La fiesta litúrgica de los Santos Ángeles Custodios empezó a celebrarse en España y en Francia en el siglo V. En 1670, el Papa Clemente X la extendió a la Iglesia universal, fijando su celebración en el día 2 de octubre. Que Dios hiciera ver al fundador esta partecica de la Iglesia en la fiesta de los Santos Ángeles, parece como una llamada de la Providencia a no perder nunca el punto de mira sobrenatural: hay muchos ángeles en nuestro camino, nos custodian ejecutando las órdenes del Señor y bendiciéndole siempre, como recuerda la Escritura Santa en textos que, en 1928, se leían en la liturgia de la Misa del 2 de octubre[11].

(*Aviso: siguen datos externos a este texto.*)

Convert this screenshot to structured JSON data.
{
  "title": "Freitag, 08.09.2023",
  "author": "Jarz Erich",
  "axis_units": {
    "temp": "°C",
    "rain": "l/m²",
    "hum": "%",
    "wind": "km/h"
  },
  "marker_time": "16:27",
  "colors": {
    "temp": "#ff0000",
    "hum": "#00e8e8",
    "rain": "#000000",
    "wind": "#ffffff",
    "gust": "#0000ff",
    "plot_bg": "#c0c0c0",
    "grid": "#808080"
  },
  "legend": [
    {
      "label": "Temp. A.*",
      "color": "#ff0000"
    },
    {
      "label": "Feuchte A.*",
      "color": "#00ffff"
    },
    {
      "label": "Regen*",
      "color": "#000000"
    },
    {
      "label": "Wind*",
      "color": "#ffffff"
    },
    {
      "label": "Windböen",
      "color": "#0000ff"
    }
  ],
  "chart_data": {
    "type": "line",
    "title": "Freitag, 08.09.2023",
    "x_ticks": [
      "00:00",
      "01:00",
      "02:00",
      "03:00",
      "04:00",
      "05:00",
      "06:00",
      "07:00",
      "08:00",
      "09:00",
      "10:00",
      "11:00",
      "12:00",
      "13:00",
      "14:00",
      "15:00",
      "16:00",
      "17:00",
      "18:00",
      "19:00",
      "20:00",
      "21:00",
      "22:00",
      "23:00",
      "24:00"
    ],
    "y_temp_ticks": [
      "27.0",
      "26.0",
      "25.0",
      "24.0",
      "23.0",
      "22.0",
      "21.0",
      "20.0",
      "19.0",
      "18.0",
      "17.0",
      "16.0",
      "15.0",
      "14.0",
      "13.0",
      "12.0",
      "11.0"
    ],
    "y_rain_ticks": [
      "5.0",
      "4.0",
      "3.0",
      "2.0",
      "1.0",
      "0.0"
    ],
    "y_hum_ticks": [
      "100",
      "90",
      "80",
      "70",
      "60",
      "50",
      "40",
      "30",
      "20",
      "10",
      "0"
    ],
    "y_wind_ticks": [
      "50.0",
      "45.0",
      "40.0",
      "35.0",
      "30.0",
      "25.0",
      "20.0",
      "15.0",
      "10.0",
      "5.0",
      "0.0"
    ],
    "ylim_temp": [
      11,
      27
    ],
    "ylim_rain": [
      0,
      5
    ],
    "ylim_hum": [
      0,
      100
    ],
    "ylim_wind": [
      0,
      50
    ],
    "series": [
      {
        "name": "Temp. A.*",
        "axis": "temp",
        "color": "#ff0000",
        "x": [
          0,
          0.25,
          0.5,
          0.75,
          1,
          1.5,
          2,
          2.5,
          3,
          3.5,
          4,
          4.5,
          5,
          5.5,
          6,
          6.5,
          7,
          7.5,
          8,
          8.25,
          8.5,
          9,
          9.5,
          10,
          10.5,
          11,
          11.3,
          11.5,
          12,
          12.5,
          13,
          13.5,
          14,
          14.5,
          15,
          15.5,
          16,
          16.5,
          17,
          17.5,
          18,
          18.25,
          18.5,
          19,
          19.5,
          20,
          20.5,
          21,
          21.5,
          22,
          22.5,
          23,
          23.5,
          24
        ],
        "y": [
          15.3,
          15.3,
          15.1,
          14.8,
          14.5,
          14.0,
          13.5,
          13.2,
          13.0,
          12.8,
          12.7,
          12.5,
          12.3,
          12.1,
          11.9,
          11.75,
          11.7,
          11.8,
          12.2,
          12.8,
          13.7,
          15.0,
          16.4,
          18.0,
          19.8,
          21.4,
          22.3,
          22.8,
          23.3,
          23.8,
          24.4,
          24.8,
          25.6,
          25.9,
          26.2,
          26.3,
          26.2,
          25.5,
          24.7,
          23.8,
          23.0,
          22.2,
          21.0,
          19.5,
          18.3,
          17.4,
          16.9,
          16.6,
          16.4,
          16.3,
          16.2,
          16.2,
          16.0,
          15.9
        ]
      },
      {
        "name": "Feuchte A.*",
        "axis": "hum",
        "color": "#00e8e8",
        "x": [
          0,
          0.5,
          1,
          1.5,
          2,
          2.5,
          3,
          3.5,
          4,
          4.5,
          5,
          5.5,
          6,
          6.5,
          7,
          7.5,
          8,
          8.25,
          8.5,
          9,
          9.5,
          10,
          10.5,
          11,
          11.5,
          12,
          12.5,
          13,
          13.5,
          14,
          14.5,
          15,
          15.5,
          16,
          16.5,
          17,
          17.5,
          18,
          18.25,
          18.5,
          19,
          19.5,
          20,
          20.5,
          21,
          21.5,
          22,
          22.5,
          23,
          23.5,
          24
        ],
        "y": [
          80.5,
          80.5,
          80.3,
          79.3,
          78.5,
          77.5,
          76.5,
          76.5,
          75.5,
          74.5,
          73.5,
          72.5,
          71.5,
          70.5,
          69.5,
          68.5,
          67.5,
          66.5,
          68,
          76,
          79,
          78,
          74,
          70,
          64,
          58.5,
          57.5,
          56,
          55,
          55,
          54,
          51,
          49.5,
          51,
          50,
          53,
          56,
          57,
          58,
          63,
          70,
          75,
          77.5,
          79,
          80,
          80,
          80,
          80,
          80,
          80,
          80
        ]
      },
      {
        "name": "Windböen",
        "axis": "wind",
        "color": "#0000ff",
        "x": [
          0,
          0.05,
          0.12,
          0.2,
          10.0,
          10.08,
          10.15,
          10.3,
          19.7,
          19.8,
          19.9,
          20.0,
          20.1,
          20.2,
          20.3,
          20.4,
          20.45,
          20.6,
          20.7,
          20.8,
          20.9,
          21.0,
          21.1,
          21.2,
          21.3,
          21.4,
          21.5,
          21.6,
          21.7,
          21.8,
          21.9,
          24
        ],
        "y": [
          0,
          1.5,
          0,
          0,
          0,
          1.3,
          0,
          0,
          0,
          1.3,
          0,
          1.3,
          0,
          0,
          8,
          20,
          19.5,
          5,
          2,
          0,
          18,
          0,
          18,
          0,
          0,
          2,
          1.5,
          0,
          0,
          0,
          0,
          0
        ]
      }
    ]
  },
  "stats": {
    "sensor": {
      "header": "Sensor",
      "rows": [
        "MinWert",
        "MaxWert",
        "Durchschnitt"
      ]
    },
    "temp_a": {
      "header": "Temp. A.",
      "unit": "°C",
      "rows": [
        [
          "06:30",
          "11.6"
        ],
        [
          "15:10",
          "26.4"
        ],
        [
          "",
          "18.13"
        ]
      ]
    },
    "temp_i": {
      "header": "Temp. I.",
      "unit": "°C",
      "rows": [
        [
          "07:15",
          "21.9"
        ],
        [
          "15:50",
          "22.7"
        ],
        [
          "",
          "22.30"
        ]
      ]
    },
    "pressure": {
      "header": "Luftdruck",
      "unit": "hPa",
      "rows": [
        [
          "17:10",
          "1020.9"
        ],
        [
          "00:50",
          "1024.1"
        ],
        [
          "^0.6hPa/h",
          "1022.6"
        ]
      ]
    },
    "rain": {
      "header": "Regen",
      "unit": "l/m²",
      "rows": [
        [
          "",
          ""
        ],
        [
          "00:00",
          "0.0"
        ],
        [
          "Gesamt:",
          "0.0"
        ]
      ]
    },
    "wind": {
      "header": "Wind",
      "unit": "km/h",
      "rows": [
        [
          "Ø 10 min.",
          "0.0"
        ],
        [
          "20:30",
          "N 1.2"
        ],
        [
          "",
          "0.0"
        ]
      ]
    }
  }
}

En este año mariano que el Prelado ha establecido para el Opus Dei, la acción de gracias de sus fieles y de quienes participan en sus apostolados, se dirige a la Virgen María, el primer opus Dei por razón de excelencia, como la llamó el Santo Padre Juan Pablo II, durante una audiencia concedida a Mons. Álvaro del Portillo en los primeros días de su pontificado. Pedimos a nuestra Madre del Cielo que nos haga pequeños, humildes, para llenarnos de Dios.
* * *
[1] San Josemaría, Apuntes íntimos, nn. 306, en A. Vázquez de Prada, El Fundador del Opus Dei, vol. I, Rialp, Madrid 1997, pp. 293.

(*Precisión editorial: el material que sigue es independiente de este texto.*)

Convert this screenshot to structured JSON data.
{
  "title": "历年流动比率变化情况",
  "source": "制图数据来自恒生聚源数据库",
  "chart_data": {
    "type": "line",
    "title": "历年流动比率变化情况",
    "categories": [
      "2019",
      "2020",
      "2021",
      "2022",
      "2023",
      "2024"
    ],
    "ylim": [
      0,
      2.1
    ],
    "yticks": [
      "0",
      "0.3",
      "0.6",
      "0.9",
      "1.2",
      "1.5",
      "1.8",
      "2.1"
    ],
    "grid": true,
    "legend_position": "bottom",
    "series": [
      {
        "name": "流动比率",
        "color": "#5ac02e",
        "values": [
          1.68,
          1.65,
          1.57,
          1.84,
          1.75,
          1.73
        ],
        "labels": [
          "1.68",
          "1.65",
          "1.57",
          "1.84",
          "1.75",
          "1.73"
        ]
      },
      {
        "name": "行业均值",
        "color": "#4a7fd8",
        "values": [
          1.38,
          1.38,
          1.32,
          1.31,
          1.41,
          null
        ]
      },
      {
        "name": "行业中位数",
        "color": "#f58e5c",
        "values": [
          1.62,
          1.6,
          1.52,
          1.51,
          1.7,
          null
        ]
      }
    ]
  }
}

[2] Benedicto XVI, Encuentro con el mundo de la cultura en el Collège des Bernardins de París, 12- IX -2008; cfr. Jn 5, 17.
[3] Joseph Ratzinger, El espíritu de la liturgia, Madrid, 2001, p. 218.

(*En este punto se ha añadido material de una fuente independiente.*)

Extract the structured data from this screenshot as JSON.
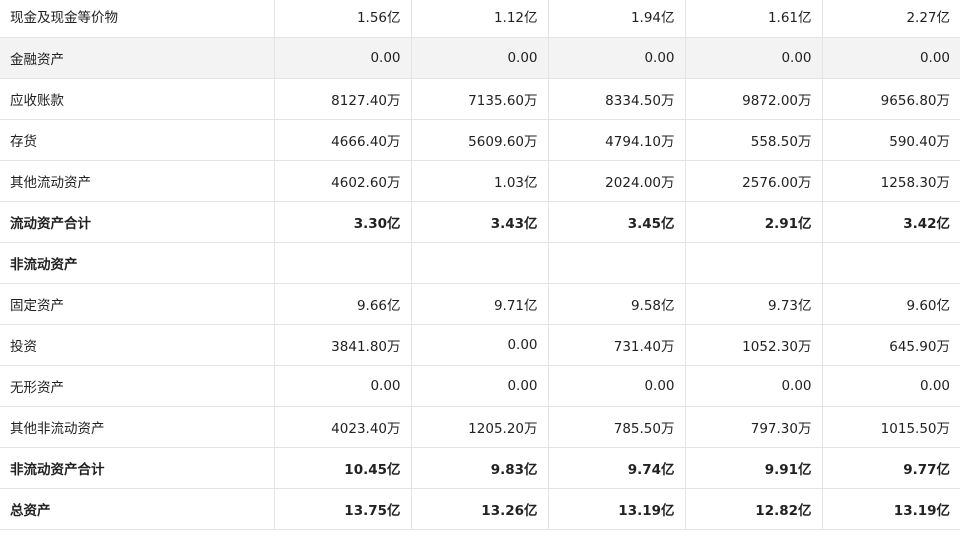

[4] San Josemaría, Apuntes íntimos, nn. 217-218, en A. Vázquez de Prada, El Fundador del Opus Dei, vol. I, Rialp, Madrid 1997, pp. 380-381.
[5] San Josemaría, Amigos de Dios, n. 26.
[6] Cfr. Pedro Rodríguez, Fernando Ocáriz, José Luis Illanes, El Opus Dei en la Iglesia, Madrid, 2001, p. 22.
[7] San Josemaría, Conversaciones, nn. 47.
[8] San Josemaría, Es Cristo que pasa, n. 89.
[9] Cfr. Misal Romano, Sanctus.
[10] Cfr. Constitución Dogmática Lumen Gentium, n. 11.
[11] Cfr. Ex 23, 20-23; Sal 91 (90), 11-12; 103 (102), 20-21.